Wegen dauerhafter Trafoausfälle in Songo war Betrieb mit voller Spannung auf beiden Polen
seit Anfang der 1980er Jahre nicht mehr möglich. Beide Stationen haben jeweils eine
Glättungsdrossel verloren. Eskom hat eine neue Drossel bestellt; HCB will Öldrosseln durch
je drei Luftdrosseln/Pol ersetzen. Apollo hat jeweils einen Satz Transformatoren für Brücke
5/6 und 7/8 geordert, um eventuellen Ausfällen vorzubeugen. Zahlreiche Ausfälle an Öl
gefüllten Papier-Gleichspannungs-Durchführungen sowohl in Songo als auch in Apollo
machen Probleme. Eine Reserve ist nicht vorhanden. Apollo hat Druckluftschalter gegen
Feder getriebene SF6-Schalter ersetzt. Daher besteht nur noch geringer Bedarf für Druckluft,
da auch Überstromableiter und Signalübertrager eliminiert wurden. DC-yard-Schaltgeräte
werden weiterhin mit Druckluft versorgt.
In Songo sind die Stromrichter häufig wegen Ausfällen von Impulsverstärkern und
Ventilelektronik gestört.
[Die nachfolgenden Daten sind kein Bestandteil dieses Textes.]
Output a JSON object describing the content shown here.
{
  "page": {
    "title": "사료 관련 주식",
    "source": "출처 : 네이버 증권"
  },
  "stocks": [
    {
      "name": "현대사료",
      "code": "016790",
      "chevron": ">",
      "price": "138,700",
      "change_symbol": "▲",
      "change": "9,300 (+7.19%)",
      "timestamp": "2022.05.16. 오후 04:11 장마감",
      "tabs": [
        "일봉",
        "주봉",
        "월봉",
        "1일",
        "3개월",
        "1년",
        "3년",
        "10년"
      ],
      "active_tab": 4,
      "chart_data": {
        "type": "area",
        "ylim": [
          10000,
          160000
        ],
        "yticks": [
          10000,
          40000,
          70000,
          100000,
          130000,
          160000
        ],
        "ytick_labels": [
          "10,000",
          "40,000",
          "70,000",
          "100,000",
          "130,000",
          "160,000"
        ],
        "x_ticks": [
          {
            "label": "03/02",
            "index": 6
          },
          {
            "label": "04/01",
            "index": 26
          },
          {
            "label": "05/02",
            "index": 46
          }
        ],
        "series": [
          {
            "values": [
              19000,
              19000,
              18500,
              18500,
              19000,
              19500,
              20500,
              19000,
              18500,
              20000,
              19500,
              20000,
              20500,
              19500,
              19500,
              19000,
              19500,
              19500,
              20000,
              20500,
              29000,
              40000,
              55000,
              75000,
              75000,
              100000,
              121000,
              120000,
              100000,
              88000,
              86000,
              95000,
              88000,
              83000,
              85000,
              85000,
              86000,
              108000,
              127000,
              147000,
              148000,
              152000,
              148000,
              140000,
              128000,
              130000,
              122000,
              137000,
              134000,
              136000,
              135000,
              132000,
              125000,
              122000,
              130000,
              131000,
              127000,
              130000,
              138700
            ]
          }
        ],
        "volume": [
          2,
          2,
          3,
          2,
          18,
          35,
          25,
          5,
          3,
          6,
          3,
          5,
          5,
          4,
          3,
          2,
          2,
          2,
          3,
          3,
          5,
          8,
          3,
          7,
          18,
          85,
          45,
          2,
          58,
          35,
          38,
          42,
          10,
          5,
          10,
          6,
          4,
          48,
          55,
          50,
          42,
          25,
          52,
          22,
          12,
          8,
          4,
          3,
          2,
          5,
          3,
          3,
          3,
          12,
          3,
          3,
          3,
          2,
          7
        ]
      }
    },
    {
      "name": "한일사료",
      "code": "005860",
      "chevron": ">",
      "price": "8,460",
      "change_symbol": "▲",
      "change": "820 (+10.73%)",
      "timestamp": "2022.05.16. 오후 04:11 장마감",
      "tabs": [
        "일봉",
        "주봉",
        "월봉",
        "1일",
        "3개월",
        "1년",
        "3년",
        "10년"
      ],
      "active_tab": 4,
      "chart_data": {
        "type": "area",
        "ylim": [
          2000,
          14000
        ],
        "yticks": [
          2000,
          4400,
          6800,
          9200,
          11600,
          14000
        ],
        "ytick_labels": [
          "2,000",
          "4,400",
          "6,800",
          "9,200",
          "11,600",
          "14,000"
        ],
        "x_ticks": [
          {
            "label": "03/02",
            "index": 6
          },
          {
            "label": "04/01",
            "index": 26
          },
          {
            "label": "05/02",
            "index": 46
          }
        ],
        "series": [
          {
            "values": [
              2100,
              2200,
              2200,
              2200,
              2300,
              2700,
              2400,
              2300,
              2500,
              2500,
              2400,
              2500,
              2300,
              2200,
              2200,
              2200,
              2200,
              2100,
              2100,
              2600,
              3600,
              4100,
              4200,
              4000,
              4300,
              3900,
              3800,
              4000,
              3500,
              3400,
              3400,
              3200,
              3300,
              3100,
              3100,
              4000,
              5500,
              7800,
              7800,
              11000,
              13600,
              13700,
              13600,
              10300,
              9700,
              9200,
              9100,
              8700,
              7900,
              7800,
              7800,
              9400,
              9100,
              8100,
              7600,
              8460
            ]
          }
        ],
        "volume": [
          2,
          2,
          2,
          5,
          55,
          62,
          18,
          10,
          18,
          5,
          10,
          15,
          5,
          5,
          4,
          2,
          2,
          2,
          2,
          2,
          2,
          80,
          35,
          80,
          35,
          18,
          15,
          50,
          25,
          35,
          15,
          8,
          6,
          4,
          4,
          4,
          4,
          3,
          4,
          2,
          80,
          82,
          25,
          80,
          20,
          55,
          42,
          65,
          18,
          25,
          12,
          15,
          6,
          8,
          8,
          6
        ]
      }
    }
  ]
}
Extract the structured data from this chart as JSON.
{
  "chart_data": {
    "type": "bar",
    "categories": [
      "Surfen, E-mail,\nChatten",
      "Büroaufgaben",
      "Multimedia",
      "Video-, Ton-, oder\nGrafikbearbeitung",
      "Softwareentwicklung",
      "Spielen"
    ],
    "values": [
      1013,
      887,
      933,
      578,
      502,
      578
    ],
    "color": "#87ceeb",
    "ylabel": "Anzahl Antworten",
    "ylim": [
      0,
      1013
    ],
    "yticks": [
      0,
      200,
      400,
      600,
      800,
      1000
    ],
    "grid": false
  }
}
Durchschnittlich war ein Ausfall alle ein bis zwei Wochen zu
verzeichnen. Zwei mal 6-Puls-Betrieb der Brücken in Songo führte zu Filterabschaltungen mit
entsprechender Reduzierung der zu übertragenden Leistung. Der Betrieb mit 533 kV ab 2007
hat nur etwa zu 75 % stattgefunden. In der vorangegangenen Phase war der Anteil noch
geringer wegen zeitlicher Überlappung von Ventil-Reparaturen und Transformator-Fehlern.